"Therefore, since we are surrounded by such a great cloud of witnesses, let us throw off everything that hinders and the sin that so easily entangles, and let us run with perserverance the race marked out for us. Let us fix our eyes on Jesus, the author and perfector of our faith, who for the joy set before him endured the cross, scorning its shame, and sat down at the right hand of the throne of God. Consider him who endured such opposition from sinful men, so that you will not grow weary and lose heart." Hebrews 12.1-3

in the fall, we were two miserable students sitting in anthropology class attempting to occupy the lecture time with anything but what the professor wanted to say so, we began reading a blog. it's the story of libby ryder and her battle against cancer. since september, God has used libby's story to awaken in us a realization of the story he has written for our own lives. libby has shown us what it means to set our eyes on Jesus and run, with reckless abandonment, into the arms of the Father. libby's friend angie has decided to run a half marathon in celebration of the end of libby's chemo and, lord willing, her cancer. following libby's example, we are joining in the celebration. we. are. not. runners. we are scared. we are full of doubts. but, we are inspired. the past year has been full of triumphs and tribulations for us, too. this is a physical representation of us throwing off everything that has hindered and entangled- pain, heartache, doubt, shame- and running to Jesus and basking in his grace. this run is for libby. this run if for freedom. our only hope is that He will be glorified.

"Let us hear joy and gladness; let the bones you have broken rejoice!" Psalm 51.8

Monday, April 4, 2011

on to the next one.

seven was completed. one.two.three.four.five.six.seven.  [those numbers seems much further apart when running]  and sunday we will run eight. then nine. then ten. then 13.1.

in 26 days, we will run 13.1 miles. 

that blows my mind. and kind of scares me that its so soon. i have been a little discouraged and nervous about it all. is this really going to be possible? we haven't done too good at keeping up with our schedule.  life gets busy and we really haven't had much time to run together in the past couple of weeks which isn't fun.  i hate days when we have to run by ourselves. not fun. but something felt good about yesterday. [not really my body] but after the 2nd, 3rd, and 4th mile (ha) i felt like i found this new motivation.  there has always been a lot of "mind" motivation and things to run for from day 1 but not really physical motivation, my body doesn't die to run by any means. and not that i am dieing to run 4.5 miles tomorrow but im excited and i think physically motivated for once.  and i hope that it will stay until april 29th. i don't think ill need much on the morning of april 30th, in nashville, with the ryders, with team libby, with julia and laney next to me, with our safety green tshirts and wristbands, with my mom and sister [hopefully] at the finish line. [that wasn't to guilt trip you into coming mom and linds :) ] it gives me chills just thinking about it. maybe ill even run it twice. ha just kidding.
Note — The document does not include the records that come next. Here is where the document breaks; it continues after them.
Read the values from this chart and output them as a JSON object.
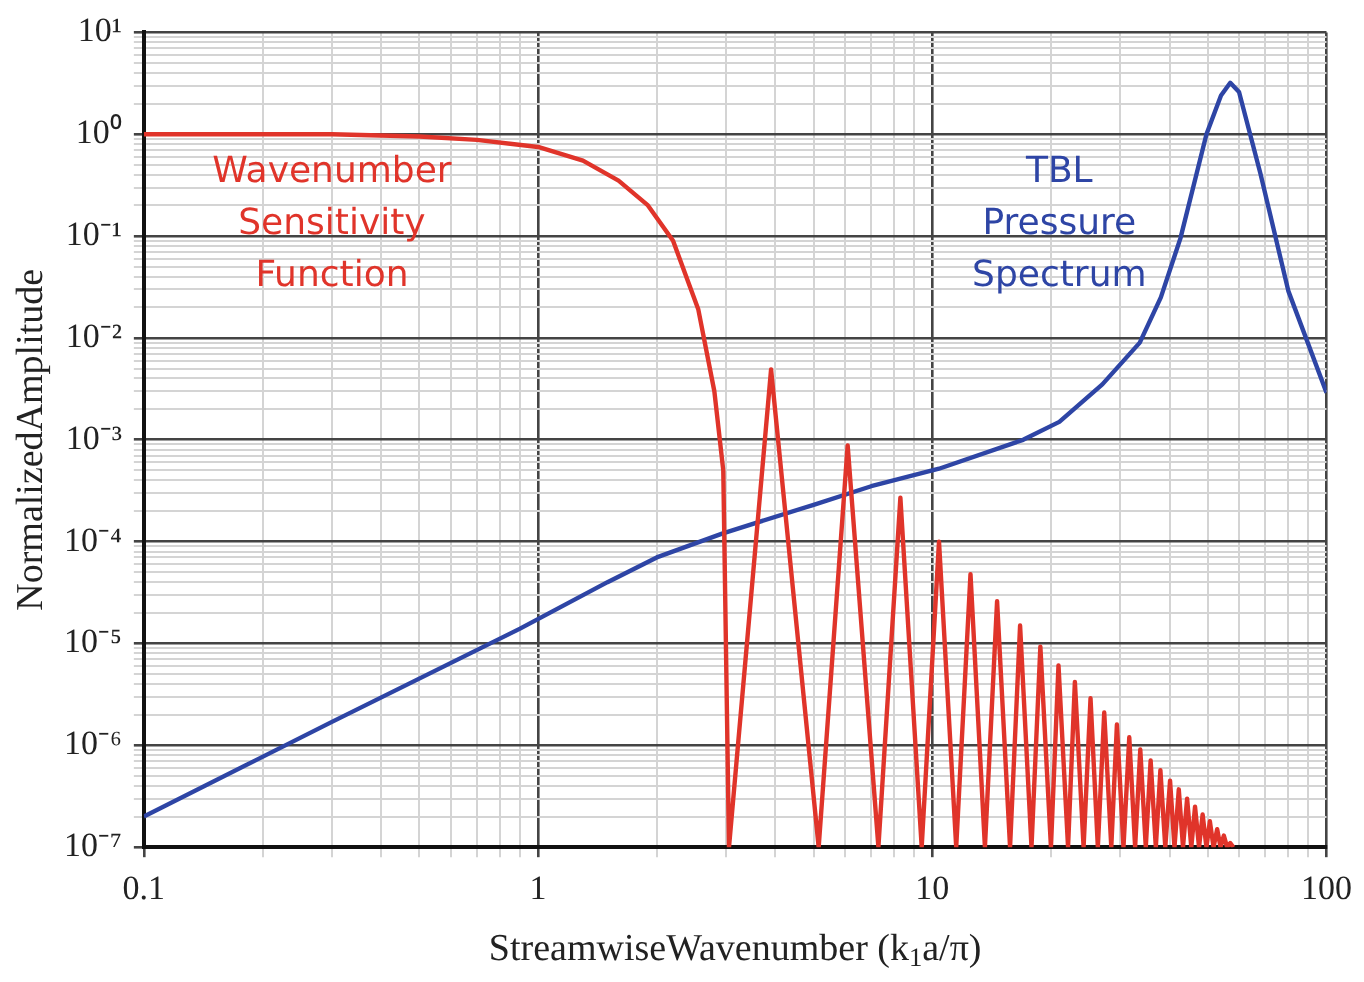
{
  "chart_data": {
    "type": "line",
    "xlabel": "StreamwiseWavenumber (k$_{1}$a/π)",
    "ylabel": "NormalizedAmplitude",
    "log": "xy",
    "grid": true,
    "legend": false,
    "marker": "none",
    "line_style": "solid",
    "xlim": [
      0.1,
      100
    ],
    "ylim": [
      1e-07,
      10
    ],
    "xticks": [
      0.1,
      1,
      10,
      100
    ],
    "yticks": [
      {
        "value": 1e-07,
        "label": "10⁻⁷"
      },
      {
        "value": 1e-06,
        "label": "10⁻⁶"
      },
      {
        "value": 1e-05,
        "label": "10⁻⁵"
      },
      {
        "value": 0.0001,
        "label": "10⁻⁴"
      },
      {
        "value": 0.001,
        "label": "10⁻³"
      },
      {
        "value": 0.01,
        "label": "10⁻²"
      },
      {
        "value": 0.1,
        "label": "10⁻¹"
      },
      {
        "value": 1,
        "label": "10⁰"
      },
      {
        "value": 10,
        "label": "10¹"
      }
    ],
    "series": [
      {
        "name": "Wavenumber Sensitivity Function",
        "color": "#e0342a",
        "x": [
          0.1,
          0.3,
          0.5,
          0.7,
          1,
          1.3,
          1.6,
          1.9,
          2.2,
          2.55,
          2.8,
          2.95,
          3.05,
          3.9,
          5.15,
          6.1,
          7.3,
          8.3,
          9.4,
          10.4,
          11.5,
          12.5,
          13.6,
          14.6,
          15.75,
          16.7,
          17.85,
          18.8,
          20.0,
          20.9,
          22.1,
          23.0,
          24.2,
          25.2,
          26.3,
          27.3,
          28.45,
          29.4,
          30.55,
          31.6,
          32.7,
          33.7,
          34.8,
          35.8,
          36.9,
          37.9,
          39.0,
          40.1,
          41.15,
          42.2,
          43.25,
          44.3,
          45.4,
          46.4,
          47.5,
          48.5,
          49.6,
          50.6,
          51.7,
          52.8,
          53.85,
          54.9,
          55.95,
          57.0,
          58.05
        ],
        "values": [
          1,
          1,
          0.95,
          0.88,
          0.75,
          0.55,
          0.35,
          0.2,
          0.09,
          0.019,
          0.003,
          0.0005,
          1e-07,
          0.0049,
          1e-07,
          0.00088,
          1e-07,
          0.00027,
          1e-07,
          0.0001,
          1e-07,
          4.8e-05,
          1e-07,
          2.6e-05,
          1e-07,
          1.5e-05,
          1e-07,
          9.3e-06,
          1e-07,
          6.1e-06,
          1e-07,
          4.2e-06,
          1e-07,
          2.9e-06,
          1e-07,
          2.1e-06,
          1e-07,
          1.6e-06,
          1e-07,
          1.2e-06,
          1e-07,
          9.1e-07,
          1e-07,
          7.1e-07,
          1e-07,
          5.7e-07,
          1e-07,
          4.5e-07,
          1e-07,
          3.7e-07,
          1e-07,
          3e-07,
          1e-07,
          2.5e-07,
          1e-07,
          2.1e-07,
          1e-07,
          1.8e-07,
          1e-07,
          1.5e-07,
          1e-07,
          1.3e-07,
          1e-07,
          1.1e-07,
          1e-07
        ]
      },
      {
        "name": "TBL Pressure Spectrum",
        "color": "#2e45a5",
        "x": [
          0.1,
          0.3,
          0.9,
          1.5,
          2,
          2.93,
          5,
          7,
          10.4,
          17,
          21,
          27,
          33.6,
          38,
          42.6,
          49.6,
          54,
          57,
          60,
          68,
          80,
          100
        ],
        "values": [
          2e-07,
          1.7e-06,
          1.4e-05,
          4e-05,
          7e-05,
          0.00012,
          0.00023,
          0.00035,
          0.00052,
          0.001,
          0.0015,
          0.0035,
          0.009,
          0.025,
          0.095,
          1.0,
          2.4,
          3.2,
          2.6,
          0.41,
          0.029,
          0.0029
        ]
      }
    ]
  }
}
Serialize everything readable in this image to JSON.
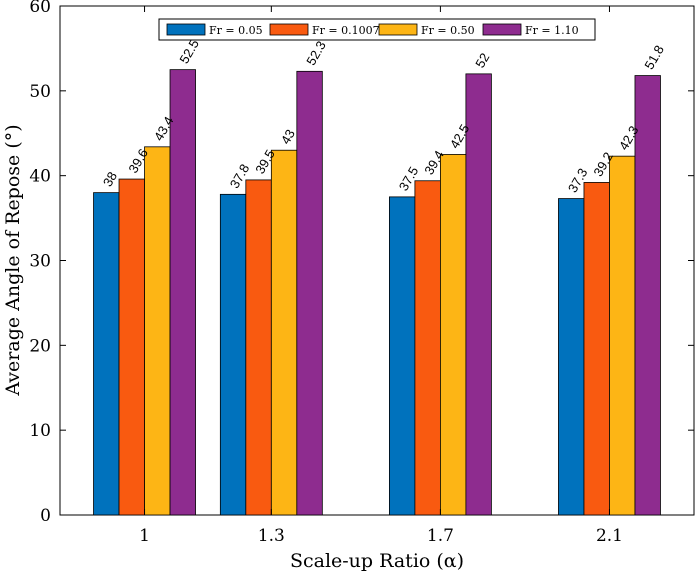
{
  "chart_data": {
    "type": "bar",
    "title": "",
    "xlabel": "Scale-up Ratio (α)",
    "ylabel": "Average Angle of Repose (°)",
    "ylim": [
      0,
      60
    ],
    "yticks": [
      0,
      10,
      20,
      30,
      40,
      50,
      60
    ],
    "x": [
      1,
      1.3,
      1.7,
      2.1
    ],
    "categories": [
      "1",
      "1.3",
      "1.7",
      "2.1"
    ],
    "xlim": [
      0.8,
      2.3
    ],
    "grid": false,
    "legend_position": "top-center",
    "series": [
      {
        "name": "Fr = 0.05",
        "color": "#0072BD",
        "values": [
          38,
          37.8,
          37.5,
          37.3
        ],
        "labels": [
          "38",
          "37.8",
          "37.5",
          "37.3"
        ]
      },
      {
        "name": "Fr = 0.1007",
        "color": "#F95A10",
        "values": [
          39.6,
          39.5,
          39.4,
          39.2
        ],
        "labels": [
          "39.6",
          "39.5",
          "39.4",
          "39.2"
        ]
      },
      {
        "name": "Fr = 0.50",
        "color": "#FDB515",
        "values": [
          43.4,
          43,
          42.5,
          42.3
        ],
        "labels": [
          "43.4",
          "43",
          "42.5",
          "42.3"
        ]
      },
      {
        "name": "Fr = 1.10",
        "color": "#8E2C8F",
        "values": [
          52.5,
          52.3,
          52,
          51.8
        ],
        "labels": [
          "52.5",
          "52.3",
          "52",
          "51.8"
        ]
      }
    ]
  }
}
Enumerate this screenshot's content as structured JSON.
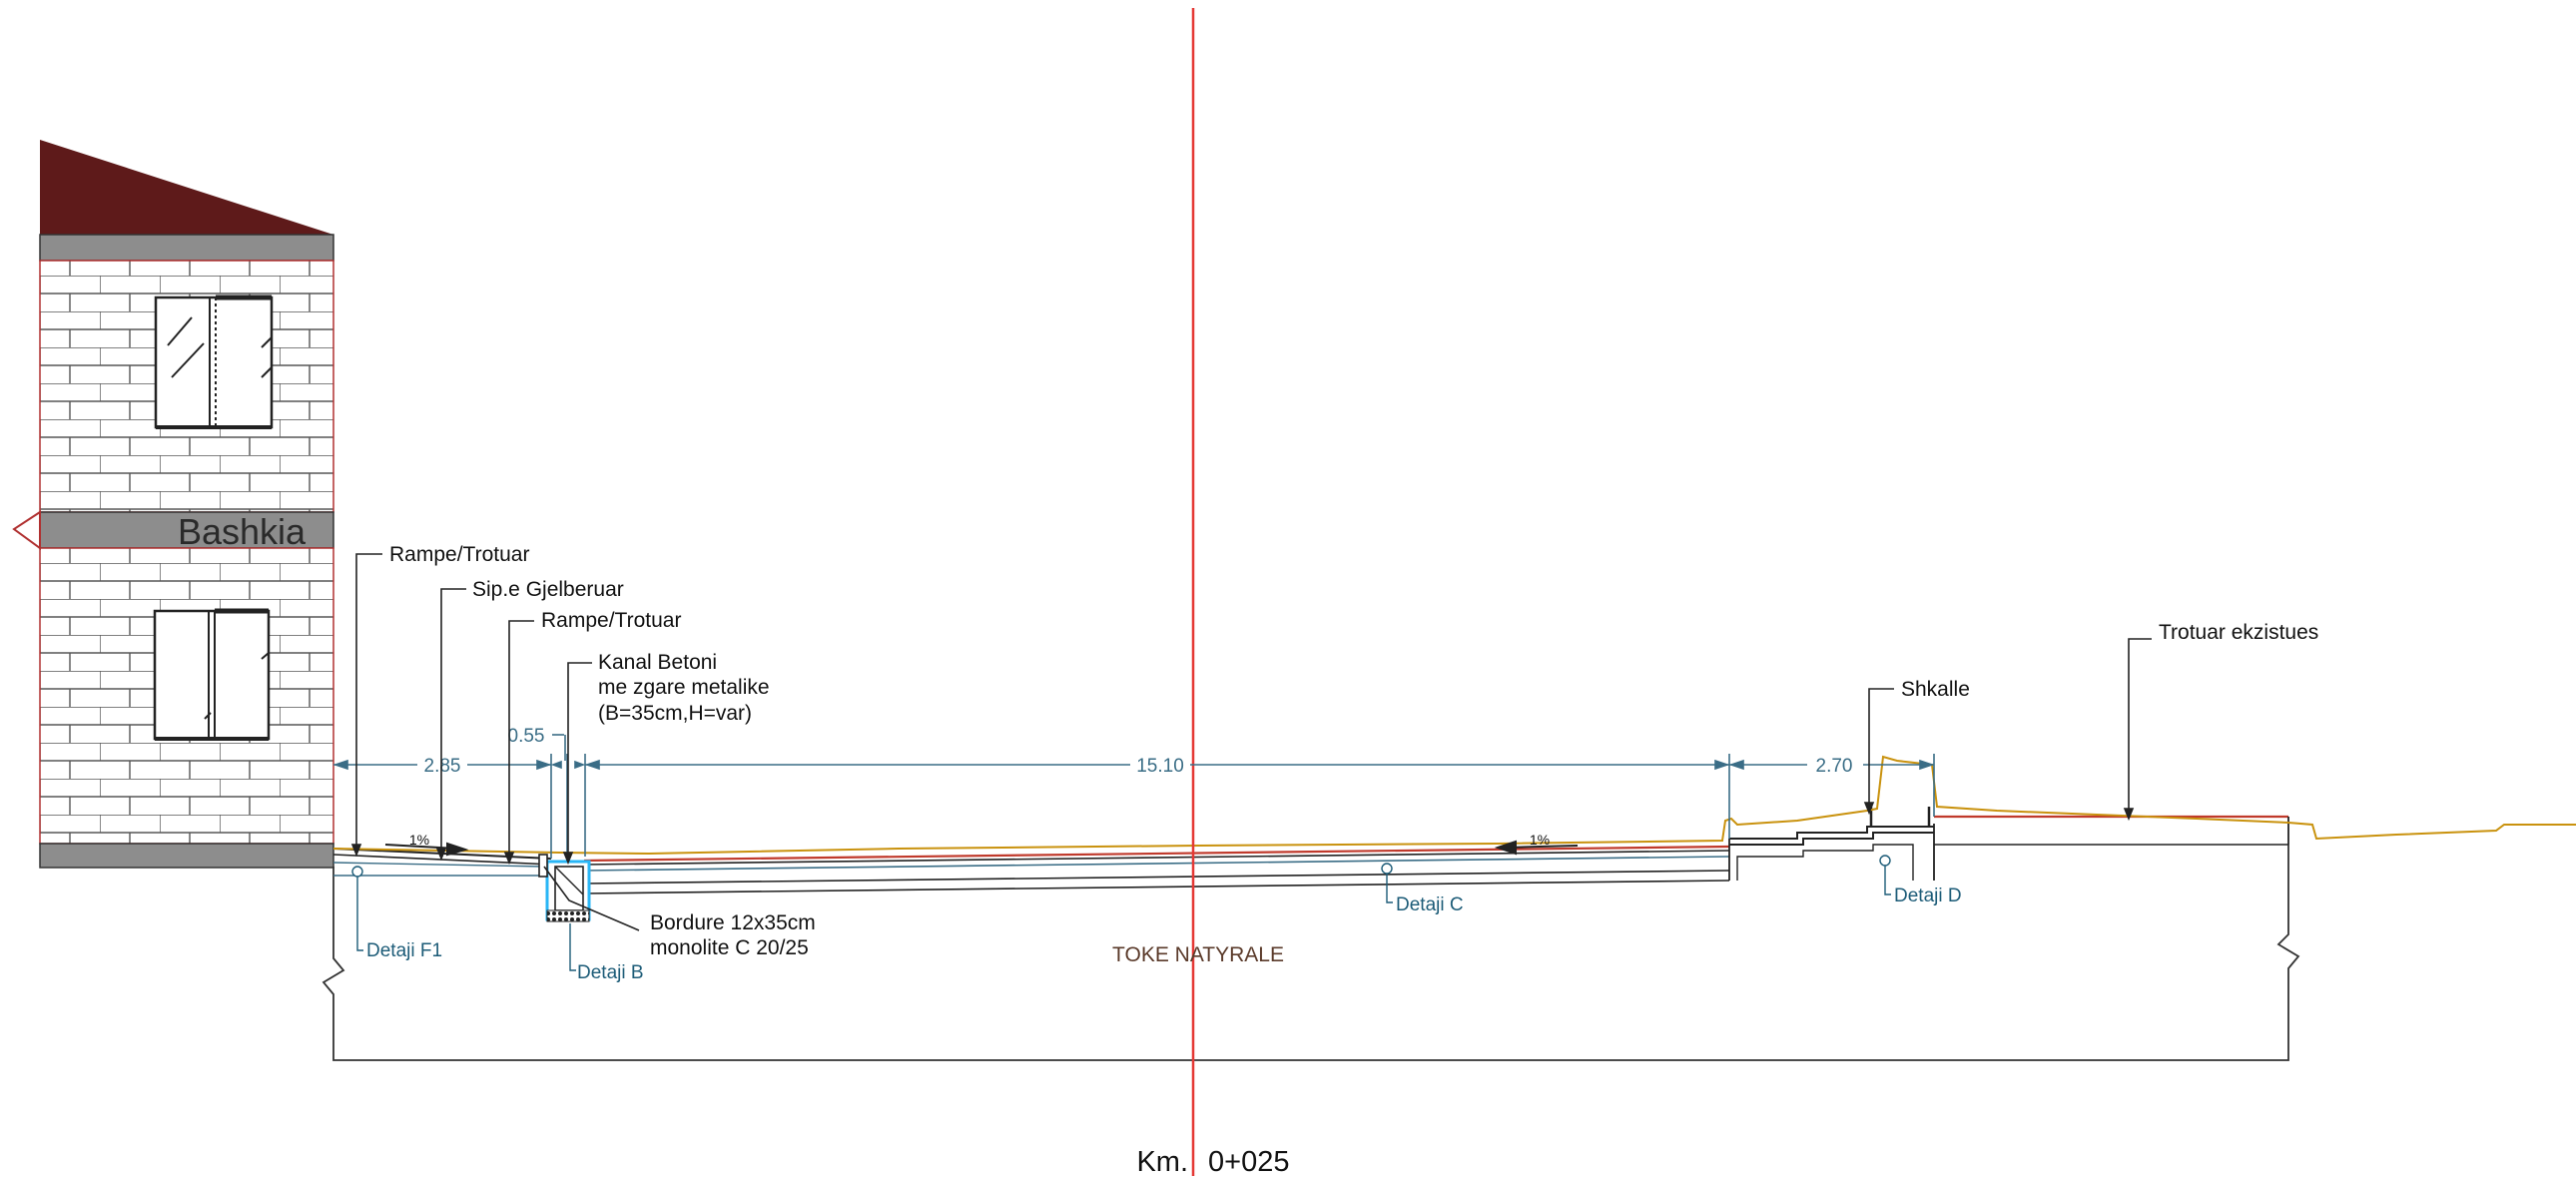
{
  "building": {
    "name": "Bashkia"
  },
  "labels": {
    "rampe_trotuar_1": "Rampe/Trotuar",
    "sip_gjelberuar": "Sip.e Gjelberuar",
    "rampe_trotuar_2": "Rampe/Trotuar",
    "kanal_line1": "Kanal Betoni",
    "kanal_line2": "me zgare metalike",
    "kanal_line3": "(B=35cm,H=var)",
    "shkalle": "Shkalle",
    "trotuar_ekzistues": "Trotuar ekzistues",
    "bordure_line1": "Bordure 12x35cm",
    "bordure_line2": "monolite C 20/25",
    "toke_natyrale": "TOKE NATYRALE"
  },
  "details": {
    "f1": "Detaji F1",
    "b": "Detaji B",
    "c": "Detaji C",
    "d": "Detaji D"
  },
  "dimensions": {
    "d1": "2.85",
    "d2": "0.55",
    "d3": "15.10",
    "d4": "2.70"
  },
  "slopes": {
    "left": "1%",
    "right": "1%"
  },
  "station": {
    "prefix": "Km.",
    "value": "0+025"
  },
  "colors": {
    "axis": "#e53935",
    "terrain": "#c9920e",
    "dimension": "#3a6d86",
    "detail": "#1d5c78",
    "roof": "#5e1a1a",
    "slab": "#8d8d8d",
    "brick": "#b03030",
    "drain": "#29b6f6"
  }
}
something im excited about:
i think one of my favorite qualities about julia is her passion. especially when its passion for jesus. i love it and it is such an encouragement. prayer was really laid upon her heart yesterday so before we ran, she had the idea of writing peoples names on our hands to pray for as we ran and it was great.  we wrote each other's and lib's and friends names. and then on the last mile i had this crazy idea of dedicating each mile of the race to a hindrance that we are throwing off or someone we love that needs prayer.  and we can write all thirteen of those on our arms the morning of the race and really pray specifically for something on each mile.  so i am going to start working on that list and praying about that list. but im excited because i think it will be great.


something to be praying for:
i have bad hips. i feel like an old lady saying that but i really do feel like i already need two hip replacements and im 19.  i think i injured them during soccer in high school and they just have never really healed. and they haven't bothered me too bad until mile 7 yesterday. and then this morning, they were very angry at me. i am really bad at doing the hip exercises that the doctor gave me to do months ago [meaning i haven't done one day of them] so i really should start doing those, even though im not sure how much help it will do in 26 days.  but now im scared for race day.  that they will hurt on 7 and i will have 6 more miles to go. so pray against that and pray for protection against injury for the both of us until race day and for race day. because it would suck so much and i would cry for days if one of us couldn't run. 


thanks for reading, supporting, praying, and loving.  its much easier when you have people standing beside you.